Mono.zip(aliceCall, bobCall).block();  // both run in parallel

// Same user, same session — automatically serialised
Mono<Msg> call1 = agent.call(msg1, RuntimeContext.builder()
    .userId("alice").sessionId("s1").build());
Mono<Msg> call2 = agent.call(msg2, RuntimeContext.builder()
    .userId("alice").sessionId("s1").build());

// call2 queues behind call1 — conversation history stays consistent
Flux.merge(call1, call2).collectList().block();

Concurrency rules:

  • Different (userId, sessionId) → fully parallel, each call works on its own AgentState.

  • Same (userId, sessionId) → per-session async gate serialises calls in FIFO order — state consistency guaranteed without external locking.

  • interrupt(userId, sessionId) → targets exactly one session, other in-flight calls unaffected.

Tip

The in-memory state cache grows with the number of distinct sessions a single agent instance has served. For most deployments (hundreds of sessions) this is negligible. For very large-scale scenarios (millions of sessions per process), consider an agent factory pattern with bounded instance pools — but this is rarely needed since AgentState objects are lightweight.

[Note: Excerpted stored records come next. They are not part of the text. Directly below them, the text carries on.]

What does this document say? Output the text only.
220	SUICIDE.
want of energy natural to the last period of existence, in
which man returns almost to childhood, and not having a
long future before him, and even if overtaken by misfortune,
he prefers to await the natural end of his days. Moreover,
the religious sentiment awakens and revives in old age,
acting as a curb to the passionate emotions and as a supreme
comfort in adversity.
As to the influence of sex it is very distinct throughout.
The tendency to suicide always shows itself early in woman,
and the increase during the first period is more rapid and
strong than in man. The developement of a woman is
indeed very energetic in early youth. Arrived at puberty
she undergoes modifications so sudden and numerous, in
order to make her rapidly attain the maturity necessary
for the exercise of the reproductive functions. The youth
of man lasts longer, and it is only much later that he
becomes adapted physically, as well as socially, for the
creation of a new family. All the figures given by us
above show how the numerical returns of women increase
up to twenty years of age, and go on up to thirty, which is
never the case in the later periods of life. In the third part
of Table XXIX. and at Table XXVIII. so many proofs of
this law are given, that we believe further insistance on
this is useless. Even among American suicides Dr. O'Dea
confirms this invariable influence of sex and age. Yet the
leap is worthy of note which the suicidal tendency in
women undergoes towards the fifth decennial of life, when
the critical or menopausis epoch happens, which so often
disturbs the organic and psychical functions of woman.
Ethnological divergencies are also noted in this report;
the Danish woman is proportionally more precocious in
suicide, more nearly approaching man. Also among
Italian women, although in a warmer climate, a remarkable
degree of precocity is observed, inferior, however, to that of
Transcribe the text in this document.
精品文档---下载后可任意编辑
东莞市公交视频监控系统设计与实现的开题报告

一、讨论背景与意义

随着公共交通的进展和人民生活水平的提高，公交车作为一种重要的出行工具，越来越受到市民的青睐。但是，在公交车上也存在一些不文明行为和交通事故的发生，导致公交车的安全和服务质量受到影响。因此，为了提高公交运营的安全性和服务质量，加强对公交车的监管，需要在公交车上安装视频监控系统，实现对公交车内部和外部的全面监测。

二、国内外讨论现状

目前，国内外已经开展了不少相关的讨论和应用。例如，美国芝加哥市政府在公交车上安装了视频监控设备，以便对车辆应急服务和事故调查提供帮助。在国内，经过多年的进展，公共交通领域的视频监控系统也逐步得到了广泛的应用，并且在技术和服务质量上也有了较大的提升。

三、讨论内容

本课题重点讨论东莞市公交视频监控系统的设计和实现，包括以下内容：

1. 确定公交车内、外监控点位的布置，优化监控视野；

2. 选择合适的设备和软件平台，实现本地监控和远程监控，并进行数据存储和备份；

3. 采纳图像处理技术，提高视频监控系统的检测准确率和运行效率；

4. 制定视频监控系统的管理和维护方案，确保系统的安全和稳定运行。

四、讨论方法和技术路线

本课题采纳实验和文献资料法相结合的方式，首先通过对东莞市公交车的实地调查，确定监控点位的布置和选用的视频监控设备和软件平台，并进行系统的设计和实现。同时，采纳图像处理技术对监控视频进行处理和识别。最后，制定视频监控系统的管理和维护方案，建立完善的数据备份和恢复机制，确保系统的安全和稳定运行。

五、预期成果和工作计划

RuntimeContext — per-call metadata

RuntimeContext (in io.agentscope.core.agent) is a lightweight per-call carrier passed to agent.call(msgs, ctx); hooks and tools share it for the duration of one call. Its free-form / typed attributes are not persisted; its sessionId / userId fields select which AgentState slot the state store loads and saves for this call. At call entry, the framework injects the call-scoped AgentState onto the RuntimeContext so that middleware, tools, and hooks can access the correct per-call state via ctx.getAgentState().

import io.agentscope.core.agent.RuntimeContext;

RuntimeContext ctx = RuntimeContext.builder()
        .userId("alice")
        .sessionId("s-001")
        .put("request_id", "req-2026-06-01-abc")
        .put(MyTenantInfo.class, new MyTenantInfo("tenant-7"))
        .build();

Msg result = agent.call(List.of(new UserMessage("Hi")), ctx).block();

Available accessors:

Method

Description

getSessionId() / getUserId()

Built-in fields used to route the state slot and tenant

getAgentState() / setAgentState(AgentState)

Call-scoped AgentState, injected by the framework at call entry. Middleware and tools should read state from here, not from agent.getAgentState()

resolveAgentState(ctx, agent)

Static helper: returns ctx.getAgentState() if available, falls back to agent.getAgentState(). Use this in middleware/tools for concurrency safety

get(String) / put(String, Object)

String-keyed get/put

get(Class<T>) / put(Class<T>, T)

Typed singleton get/put

getExtra()

Direct access to the string-attribute map (mutable view)

RuntimeContext.empty()

Empty context

Tip

The AgentStateStore is bound at builder time and cannot be switched per call via RuntimeContext. What does vary per call is the (userId, sessionId) slot it addresses — set userId for per-user isolation (or a custom keyPrefix on the store); do not try to hand each call a different state store instance.

Tip

Accessing AgentState from middleware and tools: Always use RuntimeContext.resolveAgentState(ctx, agent) rather than agent.getAgentState() during call execution. Under concurrency, agent.getAgentState() returns the last-active session’s state (an arbitrary choice when multiple calls are in flight), while ctx.getAgentState() returns the state for this call’s session — which is what you almost always want.